Perhaps the more important take-away from the talk was to do away with alerts that are NOT necessary. By adjusting thresholds and removing notifications that provide little-to-no value, your monitoring will provide much more value to you and your team, but doing away with alerts entirely isn’t something we suggest.
While I sat and absorbed the morning’s keynotes, I had the pleasure of sitting next to and enjoying the creative process of Natalia Talkowska (@NatiTal) as she created sketch notes in real-time during each presenter’s time on stage.
The final keynote was, of course, provided by Tim O’Reilly himself. Touching on a number of key points and presentations throughout the Velocity conference, Tim’s primary message was one of empathy. Reminding us that people should be at the heart of everything we build and that getting the “people” part right, is much of what us in attendance need to understand and embrace.
The rest of my Velocity experience was filled by catching Dave Josephsen (@DaveJosephsen) hit another home run on his presentation regarding best practices for alerting as well as the latest iteration on DevOps in a Post-DevOps World by J. Paul Reed (@soberbuildeng).

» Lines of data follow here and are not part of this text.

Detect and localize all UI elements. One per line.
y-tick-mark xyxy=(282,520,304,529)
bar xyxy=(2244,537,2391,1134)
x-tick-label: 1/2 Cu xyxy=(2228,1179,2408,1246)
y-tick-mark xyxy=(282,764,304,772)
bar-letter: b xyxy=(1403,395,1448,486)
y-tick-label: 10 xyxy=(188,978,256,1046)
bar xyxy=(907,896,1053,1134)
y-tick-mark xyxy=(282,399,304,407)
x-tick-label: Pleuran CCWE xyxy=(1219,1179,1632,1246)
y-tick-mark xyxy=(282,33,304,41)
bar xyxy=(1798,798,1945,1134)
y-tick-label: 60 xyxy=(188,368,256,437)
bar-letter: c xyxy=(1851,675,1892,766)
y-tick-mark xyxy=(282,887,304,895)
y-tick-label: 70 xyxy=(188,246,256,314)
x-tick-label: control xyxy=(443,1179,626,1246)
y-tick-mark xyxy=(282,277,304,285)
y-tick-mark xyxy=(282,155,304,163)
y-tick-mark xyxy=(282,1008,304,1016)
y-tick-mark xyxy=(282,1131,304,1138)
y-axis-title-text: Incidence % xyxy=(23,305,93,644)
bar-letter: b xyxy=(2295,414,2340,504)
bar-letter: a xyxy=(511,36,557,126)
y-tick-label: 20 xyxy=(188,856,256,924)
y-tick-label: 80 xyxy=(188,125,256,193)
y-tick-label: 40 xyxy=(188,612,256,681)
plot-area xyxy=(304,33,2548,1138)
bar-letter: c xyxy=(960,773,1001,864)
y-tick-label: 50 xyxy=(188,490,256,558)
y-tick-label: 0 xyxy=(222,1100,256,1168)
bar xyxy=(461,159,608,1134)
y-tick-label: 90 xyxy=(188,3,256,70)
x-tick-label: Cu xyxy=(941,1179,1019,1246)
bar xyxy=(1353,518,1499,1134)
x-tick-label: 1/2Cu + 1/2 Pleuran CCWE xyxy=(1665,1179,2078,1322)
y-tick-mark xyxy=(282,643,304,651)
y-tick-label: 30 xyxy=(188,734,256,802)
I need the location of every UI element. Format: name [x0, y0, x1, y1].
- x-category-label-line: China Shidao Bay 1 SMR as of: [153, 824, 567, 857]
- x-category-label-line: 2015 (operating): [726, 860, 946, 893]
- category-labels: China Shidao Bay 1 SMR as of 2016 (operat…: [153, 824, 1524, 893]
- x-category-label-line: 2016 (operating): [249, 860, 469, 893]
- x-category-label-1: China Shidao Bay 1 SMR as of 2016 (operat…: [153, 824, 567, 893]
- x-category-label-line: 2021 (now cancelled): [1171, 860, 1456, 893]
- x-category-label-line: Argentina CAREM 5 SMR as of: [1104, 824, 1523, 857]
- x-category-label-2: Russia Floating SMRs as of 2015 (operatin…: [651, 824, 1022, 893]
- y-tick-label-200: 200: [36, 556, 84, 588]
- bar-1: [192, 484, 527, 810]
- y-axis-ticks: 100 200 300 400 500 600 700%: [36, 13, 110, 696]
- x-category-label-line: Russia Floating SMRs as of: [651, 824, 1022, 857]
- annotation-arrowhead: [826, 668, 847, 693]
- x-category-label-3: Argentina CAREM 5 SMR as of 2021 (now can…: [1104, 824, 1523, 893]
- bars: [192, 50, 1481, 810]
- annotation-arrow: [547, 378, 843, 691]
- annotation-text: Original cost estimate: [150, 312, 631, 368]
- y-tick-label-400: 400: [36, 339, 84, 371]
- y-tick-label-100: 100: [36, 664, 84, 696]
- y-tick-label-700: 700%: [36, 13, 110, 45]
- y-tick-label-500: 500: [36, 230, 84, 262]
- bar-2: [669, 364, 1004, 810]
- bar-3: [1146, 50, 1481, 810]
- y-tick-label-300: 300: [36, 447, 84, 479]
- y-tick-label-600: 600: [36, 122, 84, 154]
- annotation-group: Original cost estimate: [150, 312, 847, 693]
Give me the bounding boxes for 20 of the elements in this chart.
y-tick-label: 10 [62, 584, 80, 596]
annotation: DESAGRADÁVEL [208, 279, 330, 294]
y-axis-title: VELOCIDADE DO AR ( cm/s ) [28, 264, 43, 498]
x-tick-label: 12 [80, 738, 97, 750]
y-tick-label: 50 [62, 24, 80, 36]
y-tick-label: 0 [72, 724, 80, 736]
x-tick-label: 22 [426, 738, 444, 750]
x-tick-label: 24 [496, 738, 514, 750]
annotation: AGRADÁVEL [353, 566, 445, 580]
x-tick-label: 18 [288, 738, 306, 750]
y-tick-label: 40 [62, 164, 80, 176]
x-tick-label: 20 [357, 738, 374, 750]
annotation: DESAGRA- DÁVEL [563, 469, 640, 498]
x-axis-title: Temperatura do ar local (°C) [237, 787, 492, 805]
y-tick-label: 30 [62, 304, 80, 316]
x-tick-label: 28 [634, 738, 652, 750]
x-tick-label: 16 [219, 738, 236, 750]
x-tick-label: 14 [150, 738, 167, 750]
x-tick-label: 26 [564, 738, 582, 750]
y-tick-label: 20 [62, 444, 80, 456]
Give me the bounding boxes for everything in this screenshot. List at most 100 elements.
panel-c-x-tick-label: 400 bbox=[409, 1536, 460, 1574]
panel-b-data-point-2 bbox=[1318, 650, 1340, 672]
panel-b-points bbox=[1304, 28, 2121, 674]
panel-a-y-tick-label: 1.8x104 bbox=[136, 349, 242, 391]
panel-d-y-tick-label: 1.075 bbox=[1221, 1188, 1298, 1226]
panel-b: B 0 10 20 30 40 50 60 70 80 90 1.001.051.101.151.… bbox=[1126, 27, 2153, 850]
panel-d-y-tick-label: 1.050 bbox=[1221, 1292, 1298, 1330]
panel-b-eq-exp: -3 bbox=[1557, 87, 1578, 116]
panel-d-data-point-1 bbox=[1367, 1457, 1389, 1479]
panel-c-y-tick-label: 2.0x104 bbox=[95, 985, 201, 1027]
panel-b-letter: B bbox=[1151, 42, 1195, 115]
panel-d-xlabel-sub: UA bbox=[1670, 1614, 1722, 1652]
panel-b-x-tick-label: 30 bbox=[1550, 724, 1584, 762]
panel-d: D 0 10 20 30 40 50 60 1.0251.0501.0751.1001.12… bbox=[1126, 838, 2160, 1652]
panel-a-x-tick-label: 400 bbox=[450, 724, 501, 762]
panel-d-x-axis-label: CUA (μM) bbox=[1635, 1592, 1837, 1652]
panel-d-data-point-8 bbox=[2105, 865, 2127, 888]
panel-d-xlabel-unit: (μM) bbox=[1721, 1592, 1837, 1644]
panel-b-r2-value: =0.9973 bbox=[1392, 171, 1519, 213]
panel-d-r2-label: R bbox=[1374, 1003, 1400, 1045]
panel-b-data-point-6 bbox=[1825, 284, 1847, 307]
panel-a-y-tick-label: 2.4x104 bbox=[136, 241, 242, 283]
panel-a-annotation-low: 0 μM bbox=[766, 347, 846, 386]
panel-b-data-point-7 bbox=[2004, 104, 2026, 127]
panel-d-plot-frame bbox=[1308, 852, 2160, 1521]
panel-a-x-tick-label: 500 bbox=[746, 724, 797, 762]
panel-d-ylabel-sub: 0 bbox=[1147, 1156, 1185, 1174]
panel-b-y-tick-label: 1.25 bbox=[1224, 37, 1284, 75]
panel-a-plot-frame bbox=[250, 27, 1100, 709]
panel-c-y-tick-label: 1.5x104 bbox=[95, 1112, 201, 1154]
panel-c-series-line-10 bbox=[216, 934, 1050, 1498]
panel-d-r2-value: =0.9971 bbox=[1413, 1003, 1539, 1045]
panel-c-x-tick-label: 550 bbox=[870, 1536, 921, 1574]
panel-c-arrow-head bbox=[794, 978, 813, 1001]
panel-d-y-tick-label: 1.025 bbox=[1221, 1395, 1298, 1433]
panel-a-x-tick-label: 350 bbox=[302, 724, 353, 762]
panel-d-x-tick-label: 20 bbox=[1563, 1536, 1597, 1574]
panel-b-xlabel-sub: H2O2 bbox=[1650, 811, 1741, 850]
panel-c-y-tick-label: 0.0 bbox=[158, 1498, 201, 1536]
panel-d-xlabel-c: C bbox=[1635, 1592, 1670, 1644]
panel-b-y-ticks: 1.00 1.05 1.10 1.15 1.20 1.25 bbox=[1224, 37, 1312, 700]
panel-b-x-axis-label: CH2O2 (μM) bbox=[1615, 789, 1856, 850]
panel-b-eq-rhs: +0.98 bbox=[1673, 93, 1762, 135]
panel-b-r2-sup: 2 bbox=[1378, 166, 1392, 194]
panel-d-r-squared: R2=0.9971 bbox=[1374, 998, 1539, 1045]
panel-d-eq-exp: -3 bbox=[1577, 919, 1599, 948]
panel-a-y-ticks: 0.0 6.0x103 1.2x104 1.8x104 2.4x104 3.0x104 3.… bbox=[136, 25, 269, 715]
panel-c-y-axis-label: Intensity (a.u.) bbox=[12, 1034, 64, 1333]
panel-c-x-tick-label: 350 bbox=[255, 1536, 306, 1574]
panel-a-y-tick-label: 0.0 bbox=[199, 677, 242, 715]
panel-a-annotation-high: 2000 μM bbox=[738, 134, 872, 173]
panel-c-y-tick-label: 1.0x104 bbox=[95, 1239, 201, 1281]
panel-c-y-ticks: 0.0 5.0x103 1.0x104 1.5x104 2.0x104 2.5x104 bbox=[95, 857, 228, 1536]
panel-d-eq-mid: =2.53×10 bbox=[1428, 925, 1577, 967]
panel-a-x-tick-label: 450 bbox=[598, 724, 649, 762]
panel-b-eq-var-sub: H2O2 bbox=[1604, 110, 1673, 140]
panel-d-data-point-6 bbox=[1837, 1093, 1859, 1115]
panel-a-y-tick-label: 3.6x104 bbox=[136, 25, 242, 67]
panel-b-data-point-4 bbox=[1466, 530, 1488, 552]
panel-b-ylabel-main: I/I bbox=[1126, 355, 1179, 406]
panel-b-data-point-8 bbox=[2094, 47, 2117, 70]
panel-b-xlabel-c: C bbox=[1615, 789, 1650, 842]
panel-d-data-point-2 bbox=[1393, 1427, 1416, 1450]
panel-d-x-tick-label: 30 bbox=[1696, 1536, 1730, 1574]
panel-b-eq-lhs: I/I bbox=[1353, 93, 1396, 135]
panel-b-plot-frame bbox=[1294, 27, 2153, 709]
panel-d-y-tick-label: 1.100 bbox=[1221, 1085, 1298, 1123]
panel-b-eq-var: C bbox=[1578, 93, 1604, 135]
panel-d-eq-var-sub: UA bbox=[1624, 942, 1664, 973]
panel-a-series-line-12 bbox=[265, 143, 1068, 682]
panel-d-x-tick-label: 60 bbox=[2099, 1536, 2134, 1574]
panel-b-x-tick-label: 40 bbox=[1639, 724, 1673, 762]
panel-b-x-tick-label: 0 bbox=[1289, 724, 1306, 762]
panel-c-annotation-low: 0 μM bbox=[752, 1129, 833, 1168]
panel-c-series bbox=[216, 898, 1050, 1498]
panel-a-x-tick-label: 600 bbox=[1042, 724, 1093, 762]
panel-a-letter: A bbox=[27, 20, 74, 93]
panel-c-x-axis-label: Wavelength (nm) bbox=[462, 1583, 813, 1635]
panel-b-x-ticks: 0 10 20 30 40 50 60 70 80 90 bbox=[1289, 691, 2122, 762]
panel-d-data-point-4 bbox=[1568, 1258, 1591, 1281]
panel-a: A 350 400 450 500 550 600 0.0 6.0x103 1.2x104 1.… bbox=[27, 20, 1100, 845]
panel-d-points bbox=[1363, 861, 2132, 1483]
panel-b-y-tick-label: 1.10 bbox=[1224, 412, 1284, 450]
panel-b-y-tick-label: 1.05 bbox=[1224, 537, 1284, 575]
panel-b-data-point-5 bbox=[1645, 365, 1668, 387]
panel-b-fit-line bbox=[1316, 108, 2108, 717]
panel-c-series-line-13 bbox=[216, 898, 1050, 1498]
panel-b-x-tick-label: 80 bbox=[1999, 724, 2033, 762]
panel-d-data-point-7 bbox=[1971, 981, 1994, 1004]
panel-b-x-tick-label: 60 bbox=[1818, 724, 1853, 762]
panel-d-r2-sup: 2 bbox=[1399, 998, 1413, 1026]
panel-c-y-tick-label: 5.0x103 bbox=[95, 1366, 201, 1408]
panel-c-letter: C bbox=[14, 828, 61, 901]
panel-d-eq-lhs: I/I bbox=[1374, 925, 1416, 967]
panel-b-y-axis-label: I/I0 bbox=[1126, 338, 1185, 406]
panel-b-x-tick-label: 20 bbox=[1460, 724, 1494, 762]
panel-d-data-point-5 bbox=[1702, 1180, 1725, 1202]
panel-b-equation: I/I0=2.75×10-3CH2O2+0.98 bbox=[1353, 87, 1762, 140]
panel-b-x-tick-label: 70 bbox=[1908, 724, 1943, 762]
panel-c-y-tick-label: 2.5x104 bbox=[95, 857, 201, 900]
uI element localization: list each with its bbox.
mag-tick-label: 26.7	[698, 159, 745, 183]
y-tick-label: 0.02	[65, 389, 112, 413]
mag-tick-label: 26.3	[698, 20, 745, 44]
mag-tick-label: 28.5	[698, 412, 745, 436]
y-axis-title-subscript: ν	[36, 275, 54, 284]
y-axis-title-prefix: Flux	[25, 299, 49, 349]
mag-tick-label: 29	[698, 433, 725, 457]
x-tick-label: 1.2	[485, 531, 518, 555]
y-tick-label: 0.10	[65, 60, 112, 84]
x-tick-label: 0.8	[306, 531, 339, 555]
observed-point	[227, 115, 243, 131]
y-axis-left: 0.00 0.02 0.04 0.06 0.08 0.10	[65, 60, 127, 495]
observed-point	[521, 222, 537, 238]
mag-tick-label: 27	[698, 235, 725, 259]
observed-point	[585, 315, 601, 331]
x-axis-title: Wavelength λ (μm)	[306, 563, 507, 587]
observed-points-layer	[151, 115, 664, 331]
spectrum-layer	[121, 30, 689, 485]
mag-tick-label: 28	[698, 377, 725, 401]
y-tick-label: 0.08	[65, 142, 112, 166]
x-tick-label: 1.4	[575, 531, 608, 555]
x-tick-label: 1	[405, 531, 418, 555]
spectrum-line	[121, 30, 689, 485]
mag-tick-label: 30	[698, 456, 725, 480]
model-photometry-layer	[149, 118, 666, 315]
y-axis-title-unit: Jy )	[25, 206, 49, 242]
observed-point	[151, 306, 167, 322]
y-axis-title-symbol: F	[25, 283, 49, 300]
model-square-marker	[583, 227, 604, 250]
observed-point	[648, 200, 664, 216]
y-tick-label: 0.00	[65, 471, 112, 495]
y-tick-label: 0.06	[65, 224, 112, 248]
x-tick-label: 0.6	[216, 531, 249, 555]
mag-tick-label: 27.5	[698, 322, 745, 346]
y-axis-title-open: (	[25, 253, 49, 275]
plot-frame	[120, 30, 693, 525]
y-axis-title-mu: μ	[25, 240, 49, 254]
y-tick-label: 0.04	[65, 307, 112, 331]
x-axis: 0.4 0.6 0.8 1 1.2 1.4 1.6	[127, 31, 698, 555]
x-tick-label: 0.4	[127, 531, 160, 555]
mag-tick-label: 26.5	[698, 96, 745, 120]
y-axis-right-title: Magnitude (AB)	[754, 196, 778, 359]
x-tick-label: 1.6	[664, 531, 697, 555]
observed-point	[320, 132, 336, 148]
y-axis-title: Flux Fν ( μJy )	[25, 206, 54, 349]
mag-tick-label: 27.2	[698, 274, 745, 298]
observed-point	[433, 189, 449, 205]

As I shared beers, burritos, stories, and laughs with Jason Dixon (@obfuscurity), Mike Julian (@mike_julian), James Meickle (@jmeickle), Dave Josephsen, Lyndsay Holmwood (@auxesis), and Jesse Reynolds (@jessereynolds) later, I realized what an amazing couple of days it has been here in Manhattan at Velocity. Seeing so many brilliant individuals and teams come together in one place and being a part of that is such a great experience.
At VictorOps, we love helping others make the responsibility of being on-call suck less and getting feedback on how we are doing exactly that is very rewarding. I’m looking forward to getting back to our Boulder base camp to share and implement everything I’ve somehow squeezed in to my head. But first - I’m off to San Francisco for PuppetConf. See you there!